Ruşen Çakır
Habertürk
Kürt meselesinin ideolojik bir kavgadan çok Türkiye'nin önünde
çözülmesi gereken bir engel olduğunun farkına varılması medyadaki
pek çok ismin meseleye yaklaşımını değiştirdi. Elbette bunda
Hükümetin kararlı birşekilde çözüm sürecini gündemin temel
maddelerinden biri olarak tutmasının da payı var.

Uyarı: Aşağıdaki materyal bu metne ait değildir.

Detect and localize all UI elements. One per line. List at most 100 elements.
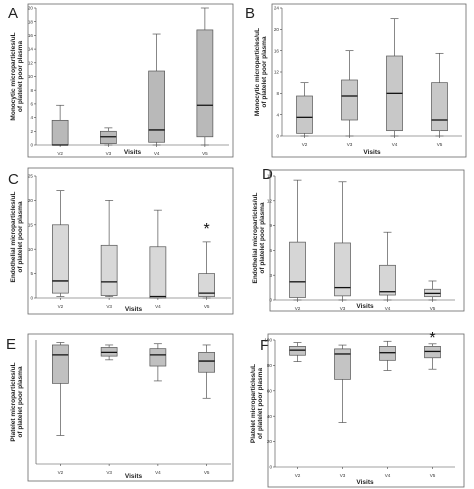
x-axis-title: Visits [125,306,143,313]
x-axis-title: Visits [363,149,381,156]
y-tick-label: 80 [267,363,273,368]
box-v4 [386,18,403,137]
y-tick-label: 0 [30,296,33,301]
y-tick-label: 8 [30,88,33,93]
outlier-marker: * [429,330,435,347]
x-tick-label: V4 [154,151,160,156]
iqr-box [149,348,167,367]
y-tick-label: 10 [28,247,34,252]
panel-letter: C [8,171,19,188]
panel-frame [27,333,234,482]
y-axis-title-line1: Monocytic microparticles/uL [254,28,261,116]
y-tick-label: 0 [269,298,272,303]
box-v5 [424,343,441,370]
box-v2 [51,104,69,146]
x-tick-label: V3 [106,151,112,156]
x-tick-label: V5 [204,304,210,309]
panel-letter: F [260,337,269,354]
x-axis-title: Visits [124,149,142,156]
x-axis-title: Visits [125,473,143,480]
y-tick-label: 3 [269,273,272,278]
iqr-box [196,29,214,138]
panel-letter: B [245,5,255,22]
y-tick-label: 15 [267,174,273,179]
x-tick-label: V5 [437,142,443,147]
x-tick-label: V4 [392,142,398,147]
panel-letter: D [262,166,273,183]
x-tick-label: V2 [58,304,64,309]
x-tick-label: V2 [58,470,64,475]
y-tick-label: 20 [28,6,34,11]
iqr-box [198,352,215,373]
y-tick-label: 18 [28,19,34,24]
y-tick-label: 9 [269,223,272,228]
y-axis-title-line2: of platelet poor plasma [259,202,266,274]
y-tick-label: 12 [274,70,280,75]
y-tick-label: 15 [28,222,34,227]
y-tick-label: 0 [276,134,279,139]
iqr-box [51,119,69,146]
x-axis-title: Visits [356,479,374,486]
box-v2 [289,179,306,301]
box-v2 [289,342,306,362]
panel-c: C 0 5 10 15 20 25 Endothelial microparticles/uL… [8,167,234,315]
box-v4 [149,209,167,299]
iqr-box [148,70,165,143]
x-tick-label: V2 [57,151,63,156]
panel-frame [27,3,234,158]
box-v5 [198,344,215,399]
iqr-box [100,130,117,144]
panel-frame [269,169,465,312]
y-tick-label: 10 [28,74,34,79]
y-tick-label: 60 [267,388,273,393]
x-tick-label: V3 [340,306,346,311]
x-tick-label: V4 [385,306,391,311]
x-tick-label: V4 [155,304,161,309]
iqr-box [296,95,313,134]
iqr-box [52,224,69,294]
y-tick-label: 24 [274,6,280,11]
y-tick-label: 40 [267,414,273,419]
box-v2 [52,190,69,297]
x-tick-label: V3 [106,470,112,475]
x-tick-label: V2 [302,142,308,147]
y-tick-label: 20 [28,198,34,203]
panel-frame [267,333,465,488]
y-axis-title-line2: of platelet poor plasma [17,41,24,113]
x-axis-title: Visits [356,303,374,310]
box-v4 [379,231,396,301]
panel-f: F 0 20 40 60 80 100 Platelet microparticles/uL o… [250,330,465,488]
panel-letter: E [6,336,16,353]
y-axis-title-line1: Endothelial microparticles/uL [252,192,259,283]
box-v5 [196,7,214,146]
x-tick-label: V4 [155,470,161,475]
box-v4 [379,340,396,371]
y-tick-label: 12 [267,198,273,203]
y-tick-label: 100 [264,338,272,343]
x-tick-label: V4 [385,473,391,478]
x-tick-label: V3 [340,473,346,478]
x-tick-label: V5 [430,473,436,478]
panel-frame [27,167,234,315]
x-tick-label: V2 [295,473,301,478]
box-v4 [149,343,167,382]
panel-a: A 0 2 4 6 8 10 12 14 16 18 20 Monocytic microparticl… [8,3,234,158]
y-tick-label: 20 [267,439,273,444]
y-tick-label: 14 [28,47,34,52]
box-v5 [198,241,215,299]
y-axis-title-line2: of platelet poor plasma [17,366,24,438]
y-axis-title-line1: Platelet microparticles/uL [250,364,257,443]
box-v5 [424,280,441,301]
panel-e: E Platelet microparticles/uL of platelet p… [6,333,234,482]
box-v3 [100,127,117,146]
box-v5 [431,52,448,137]
y-tick-label: 25 [28,174,34,179]
y-axis-title-line2: of platelet poor plasma [17,201,24,273]
panel-frame [271,3,467,158]
y-axis-title-line2: of platelet poor plasma [257,368,264,440]
x-tick-label: V5 [430,306,436,311]
x-tick-label: V3 [106,304,112,309]
x-tick-label: V3 [347,142,353,147]
y-tick-label: 0 [30,143,33,148]
outlier-marker: * [204,221,210,238]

Ancak yıllardan beri bu sorun çözülmeden Türkiye'nin istediği
noktaya gelemeyeceğini söyleyenler de var. Ruşen Çakır bu ikinci
gruptaki isimlerden biri.
Yaşananları bir gazeteci perspektifi ile, anlamak, anlamlandırmak
ve aktarmak için uğraşıyor.
Bugün gazetesinde kaleme aldığı, Kandil yine Öcalan'ın
elini güçlendiriyor başlıklı yazısı da anlama,
anlamlandırma ve aktarma çabasının bir parçası.
"Dün önce Habertürk’te
Zülfikar Ali Aydın’ın, PKK/KCK yöneticilerinin, “Öcalan’ın atacağı
adımlara bağlı kalma” kararı aldığı, bunu Kandil’e gelen HDP
heyetine ilettiği haberi geldi. Habere göre Suriye ve Irak’ta
(IŞ)İD ile savaş sürdüğü için mutlak anlamda silah bırakmanın şu
aşamada söz konusu olmadığı, ancak Türkiye’deki silahlı güçlerin
geri çekilmesinin kararlaştırıldığı da
belirtiliyordu." diyerek son gelişmeleri aktardıktan sonra
köşesinde şöyle çarpıcı bir yoruma imza atıyor:
Tam da bu nokta Kandil’in,
hükümetin algı yönetimi oluşturma çalışmakla suçlamasına
geçebiliriz.
Evet böyle bir çalışma var ancak çok da başarılı olduğunu söylemek
mümkün değil. Değil zira bu çalışma, artık iyice eskimiş ve
inandırıcılığını kaybetmiş "İmralı iyi, Kandil
kötü" önermesi üzerinden yükseliyor.
Örneğin HDP heyeti Kandil’e gitmek üzereyken medyada yine bol
sayıda "Öcalan ile anlaşıldı ancak KCK/PKK yönetiminin ne
yapacağı belli olmaz" minvalinde haber ve yorumlar
çıkarıldı.
Defalarca yazıp söyledim ama tekrarlamak şart: Öcalan’ın
İmralı’da hapsedilmesinden belli bir süre sonra yürürlüğe sokulan
ve son çözüm süreciyle birlikte iyice tırmandırılan "İmralı iyi,
Kandil kötü" söylemini bir kenara bırakıp şu soru üzerine
düşünelim:
Şu ana kadar İmralı ve Kandil’in birbirlerini
yıprattıklarına hiç tanık olduk mu? Geçen süre zarfında İmralı ve
Kandil birlikte güçlenmedi mi? Gelinen noktada Kürt Siyasi Hareketi
altın çağını yaşamıyor mu?
Ve yapılan son açıklamaya bakıp
soralım: Burada Öcalan’ı zor durumda bırakabilecek herhangi bir
ifade var mı? Daha açık soralım: Hükümeti eleştiriyi ön
plana alan bu tür PKK/KCK açıklamalarının Öcalan’ın masada elini
daha güçlendirdiği açık değil mi?
Siyasi iktidar gelişmelerden ne derece memnundur
bilemiyorum ama açık kaynaklara baktığımda İmralısı,
Kandili, partisi ve kitle tabanıyla Kürt Siyasi Hareketi’nin
sürecin gidişatından fazla şikayetçi olmadıklarını, olmalarını
gerektiren fazla bir şey yaşanmadığını
söyleyebilirim.
Ruşen Çakır olan bitene siyasetin
çarpıtmaları dışında bakmaya çaba gösteren bu çarpıcı
analiziyle günün köşe yazarı
oldu.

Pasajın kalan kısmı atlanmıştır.